Posted June. 25, 2004 22:17,   

한국어

Iraqi insurgents, facing the day of power transfer on June 30, launched a blitz on six cities including Baghdad that featured car bombings, police post attacks, and ambushes.

At least 100 people died and 320 were wounded by these assaults. Most of the casualties are Iraqi civilians, and at least three U.S soldiers died, and 12 were injured.

An extremist Islamic group, Al-Tawhid wal Jihad [“God and holy war”], led by suspected Al-Qaeda ally, Abu Mussab Zarqawi, which also murdered a Korean hostage, Kim Sun-il, claimed responsibility for the attacks.

In the northern Iraqi city of Mosul, a series of car bombing swept a police academy, a police post, and a hospital.
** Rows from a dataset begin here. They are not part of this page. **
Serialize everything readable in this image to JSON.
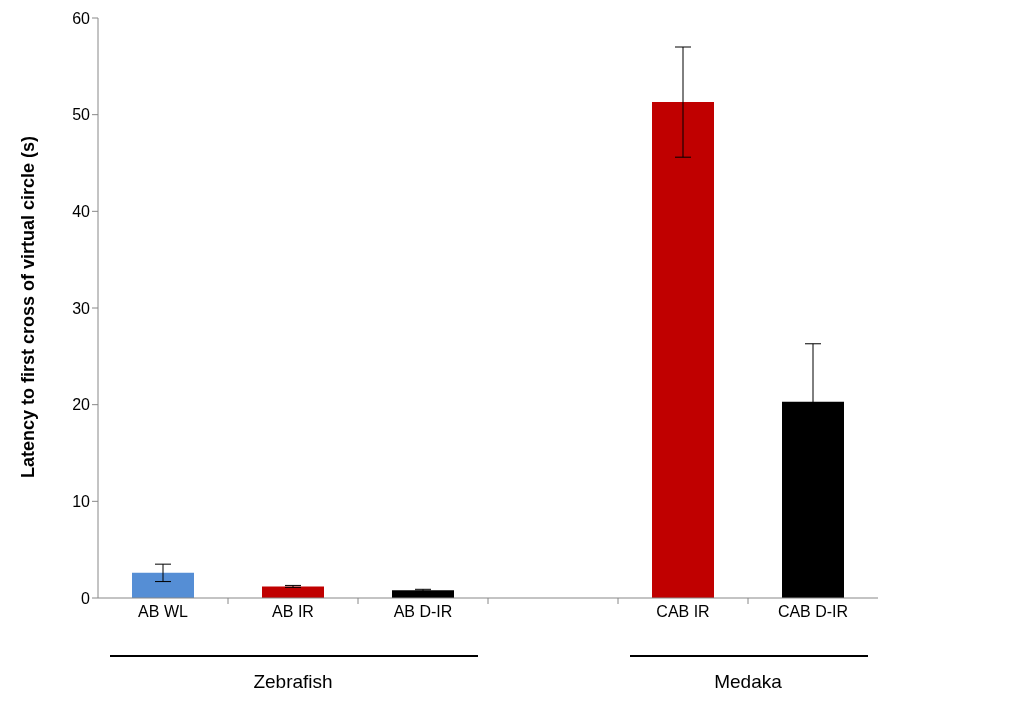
{
  "chart_data": {
    "type": "bar",
    "ylabel": "Latency to first cross of virtual circle (s)",
    "categories": [
      "AB WL",
      "AB IR",
      "AB D-IR",
      null,
      "CAB IR",
      "CAB D-IR"
    ],
    "values": [
      2.6,
      1.2,
      0.8,
      null,
      51.3,
      20.3
    ],
    "errors": [
      0.9,
      0.1,
      0.1,
      null,
      5.7,
      6.0
    ],
    "colors": [
      "#558ed5",
      "#c00000",
      "#000000",
      "#ffffff",
      "#c00000",
      "#000000"
    ],
    "ylim": [
      0,
      60
    ],
    "yticks": [
      0,
      10,
      20,
      30,
      40,
      50,
      60
    ],
    "grid": false,
    "legend": false,
    "annotations": [
      "Zebrafish",
      "Medaka"
    ]
  }
}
Sixty-two people were killed, and 220 were wounded.

A U.S. military official said that these attacks started in the Sunni Triangle area of Baquba, Ramadi and Fallujah, and are now expanding all over the country to Baghdad and the southern city of Mahaweel. He apprehended that there would be a huge raid by militants in Baghdad in the near future.

Iraqi interim Prime Minister Iyad Allawi criticized that the attacks attempted ``to foil the democratic process.``

U.S. Secretary of State Colin Powell admitted during an interview with BBC, “We underestimated the nature of the insurgency,” and, “[The insurgency] has become a serious problem for us.”